Architecture:                    x86_64
CPU op-mode(s):                  32-bit, 64-bit
Byte Order:                      Little Endian
Address sizes:                   46 bits physical, 48 bits virtual
CPU(s):                          192
On-line CPU(s) list:             0-191
Thread(s) per core:              2
Core(s) per socket:              48
Socket(s):                       2
NUMA node(s):                    4
Vendor ID:                       GenuineIntel
CPU family:                      6
Model:                           85
Model name:                      Intel(R) Xeon(R) Platinum 9242 CPU @ 2.30GHz
Stepping:                        7
Frequency boost:                 enabled
CPU MHz:                         1000.026
CPU max MHz:                     2301,0000
CPU min MHz:                     1000,0000
BogoMIPS:                        4600.00
L1d cache:                       3 MiB
L1i cache:                       3 MiB
L2 cache:                        96 MiB
L3 cache:                        143 MiB
NUMA node0 CPU(s):               0-23,96-119
NUMA node1 CPU(s):               24-47,120-143
NUMA node2 CPU(s):               48-71,144-167
NUMA node3 CPU(s):               72-95,168-191
1

There are 1 answers

0
Jérôme Richard On

I read that OMP_NUM_THREADS env var sets the number of threads launched for a numactl process.

numactl do not launch threads. It controls NUMA policy for processes or shared memory. However, OpenMP runtimes may adapt the number of threads created by a region based on the environment set by numactl (although AFAIK this behaviour is undefined by the standard). You should use the environment variable OMP_NUM_THREADS to set the number of threads. You can check the OpenMP configuration using the environment variable OMP_DISPLAY_ENV.

How to find which of the numa-node-0 cores in 0-23,96-119 are physical and which ones logical? Are 96-119 all logical or are they interspersed?

This is a bit complex. Physical IDs are the ones available in /proc/cpuinfo. They are not guaranteed to stay the same over time (eg. they can change when the machine is restarted) nor "intuitive" (ie. following rules like being contiguous for threads/cores close to each other). One should avoid hard-coding them manually. e.g. a BIOS update or kernel update might lead to enumerating logical cores in a different order.

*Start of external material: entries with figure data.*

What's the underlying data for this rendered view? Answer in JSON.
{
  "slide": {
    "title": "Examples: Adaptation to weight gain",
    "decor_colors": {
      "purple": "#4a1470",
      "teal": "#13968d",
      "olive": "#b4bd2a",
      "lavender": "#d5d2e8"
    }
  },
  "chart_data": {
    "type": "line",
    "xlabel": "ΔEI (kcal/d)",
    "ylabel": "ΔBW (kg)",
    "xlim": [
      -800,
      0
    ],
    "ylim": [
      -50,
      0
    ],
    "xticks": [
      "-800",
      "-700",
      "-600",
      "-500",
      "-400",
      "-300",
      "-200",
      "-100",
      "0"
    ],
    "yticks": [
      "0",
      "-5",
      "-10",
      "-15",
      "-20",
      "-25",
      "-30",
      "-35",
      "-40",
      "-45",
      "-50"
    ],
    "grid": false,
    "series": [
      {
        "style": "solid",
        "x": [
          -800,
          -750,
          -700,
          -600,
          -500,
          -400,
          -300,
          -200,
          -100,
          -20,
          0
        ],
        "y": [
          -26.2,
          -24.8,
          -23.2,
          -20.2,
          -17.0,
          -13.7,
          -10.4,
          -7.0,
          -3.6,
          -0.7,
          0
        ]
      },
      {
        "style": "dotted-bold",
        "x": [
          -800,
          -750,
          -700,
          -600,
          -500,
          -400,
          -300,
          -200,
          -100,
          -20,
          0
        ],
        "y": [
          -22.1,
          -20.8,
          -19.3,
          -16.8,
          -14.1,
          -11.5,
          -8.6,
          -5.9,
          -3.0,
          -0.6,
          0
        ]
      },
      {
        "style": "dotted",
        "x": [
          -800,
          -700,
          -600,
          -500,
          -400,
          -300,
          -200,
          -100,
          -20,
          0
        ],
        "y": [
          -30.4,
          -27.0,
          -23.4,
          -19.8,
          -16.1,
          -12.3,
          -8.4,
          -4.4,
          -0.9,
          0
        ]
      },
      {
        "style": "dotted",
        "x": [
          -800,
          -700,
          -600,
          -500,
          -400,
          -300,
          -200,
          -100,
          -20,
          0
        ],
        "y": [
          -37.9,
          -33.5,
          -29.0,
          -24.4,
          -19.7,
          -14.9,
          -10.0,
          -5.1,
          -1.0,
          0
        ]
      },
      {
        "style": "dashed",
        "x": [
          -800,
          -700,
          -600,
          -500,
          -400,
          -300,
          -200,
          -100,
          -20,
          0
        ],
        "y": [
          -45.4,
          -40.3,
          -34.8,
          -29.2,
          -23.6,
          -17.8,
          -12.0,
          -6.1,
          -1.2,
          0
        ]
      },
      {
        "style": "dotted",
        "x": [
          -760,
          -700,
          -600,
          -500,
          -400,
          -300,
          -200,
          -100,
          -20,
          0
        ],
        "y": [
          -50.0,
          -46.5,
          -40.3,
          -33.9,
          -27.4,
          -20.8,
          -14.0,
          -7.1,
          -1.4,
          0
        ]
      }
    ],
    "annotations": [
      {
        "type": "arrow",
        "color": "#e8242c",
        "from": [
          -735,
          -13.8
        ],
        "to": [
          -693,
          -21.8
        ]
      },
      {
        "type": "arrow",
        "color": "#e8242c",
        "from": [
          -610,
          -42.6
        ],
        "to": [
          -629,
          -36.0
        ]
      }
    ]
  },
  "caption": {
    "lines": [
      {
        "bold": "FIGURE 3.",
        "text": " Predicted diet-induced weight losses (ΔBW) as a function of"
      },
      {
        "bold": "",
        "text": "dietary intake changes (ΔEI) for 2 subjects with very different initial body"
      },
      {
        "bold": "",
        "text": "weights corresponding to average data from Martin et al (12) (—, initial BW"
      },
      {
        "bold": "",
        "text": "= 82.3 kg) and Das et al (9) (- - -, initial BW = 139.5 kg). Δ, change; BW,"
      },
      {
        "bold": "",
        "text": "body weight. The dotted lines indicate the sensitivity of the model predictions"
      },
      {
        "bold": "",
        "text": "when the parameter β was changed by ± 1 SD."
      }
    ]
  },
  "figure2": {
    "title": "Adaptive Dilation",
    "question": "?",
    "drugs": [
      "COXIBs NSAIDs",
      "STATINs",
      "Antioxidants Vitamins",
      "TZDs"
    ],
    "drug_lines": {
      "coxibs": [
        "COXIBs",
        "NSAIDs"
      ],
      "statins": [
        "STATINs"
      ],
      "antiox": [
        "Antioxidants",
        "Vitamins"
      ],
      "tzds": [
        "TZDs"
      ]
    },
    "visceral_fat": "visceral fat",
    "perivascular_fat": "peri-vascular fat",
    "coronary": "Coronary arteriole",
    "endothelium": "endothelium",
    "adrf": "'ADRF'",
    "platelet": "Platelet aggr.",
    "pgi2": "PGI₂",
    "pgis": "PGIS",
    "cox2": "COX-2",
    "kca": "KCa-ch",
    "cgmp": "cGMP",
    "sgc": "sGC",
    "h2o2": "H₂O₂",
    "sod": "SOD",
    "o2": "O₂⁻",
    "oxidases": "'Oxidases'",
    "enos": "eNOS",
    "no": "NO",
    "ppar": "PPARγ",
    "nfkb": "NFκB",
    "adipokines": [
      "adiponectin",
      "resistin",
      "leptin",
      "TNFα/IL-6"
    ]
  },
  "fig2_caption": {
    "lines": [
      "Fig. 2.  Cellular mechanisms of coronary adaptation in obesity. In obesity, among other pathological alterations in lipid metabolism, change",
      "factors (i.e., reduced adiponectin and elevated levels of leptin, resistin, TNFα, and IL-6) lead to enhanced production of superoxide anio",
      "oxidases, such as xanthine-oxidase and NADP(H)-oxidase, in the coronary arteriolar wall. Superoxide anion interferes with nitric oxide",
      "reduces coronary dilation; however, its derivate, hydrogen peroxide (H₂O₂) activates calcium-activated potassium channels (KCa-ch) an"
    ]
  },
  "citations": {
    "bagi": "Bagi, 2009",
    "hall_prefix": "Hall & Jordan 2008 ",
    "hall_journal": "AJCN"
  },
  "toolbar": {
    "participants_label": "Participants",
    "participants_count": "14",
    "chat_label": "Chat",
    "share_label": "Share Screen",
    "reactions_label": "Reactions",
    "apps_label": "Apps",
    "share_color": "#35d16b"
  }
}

You can use the great tool hwloc to convert well-defined deterministic logical IDs to physical ones. Here, you cannot be entirely sure that 0 and 96 are two threads sharing the same core (although this is probably true here for your processor, where it looks like the kernel enumerated one logical core from each physical core as cores 0..95, then 96..191 for the other logical core on each physical core). The other common possibility is for Linux to do both logical cores of each physical core consecutively, making logical cores 2n and 2n+1 share a physical core.

If 4-7 are all physical cores, then with HT on there would be only 2 physical cores needed, so what happens to the other 2?

--physcpubind of numctl accepts physical cpu numbers as shown in the "processor" fields of /proc/cpuinfo regarding the documentation. Thus, 4-7 here should be interpreted as physical thread IDs. Two threads IDs can refer to the same physical core (which is always the case on Intel processors with hyper-threading enabled).

Where is OpenMP library getting invoked in binding threads to physical cores?

AFAIK, this is implementation dependent of the OpenMP runtime used (eg. GOMP, IOMP, etc.). The initialization of the OpenMP runtime is often done lazily when the first parallel section is encountered. For the binding, some runtimes read /proc/cpuinfo manually while some other use hwloc. If you want deterministic bindings, then you should use the OMP_PLACES and OMP_PROC_BIND environment variables to tell the runtime to bind threads using a custom user-defined method and not the default one.


If you want to be safe and portable, use the following configuration (using Bash):

OMP_NUM_THREADS=4
OMP_PROC_BIND=TRUE
OMP_PLACES={$(hwloc-calc --physical-output --sep "},{" --intersect PU core:all.pu:0)}

The OpenMP threads will be scheduled on OpenMP places. The above configuration configure the OpenMP runtime so that there will be 4 threads statically map on 4 different fixed cores.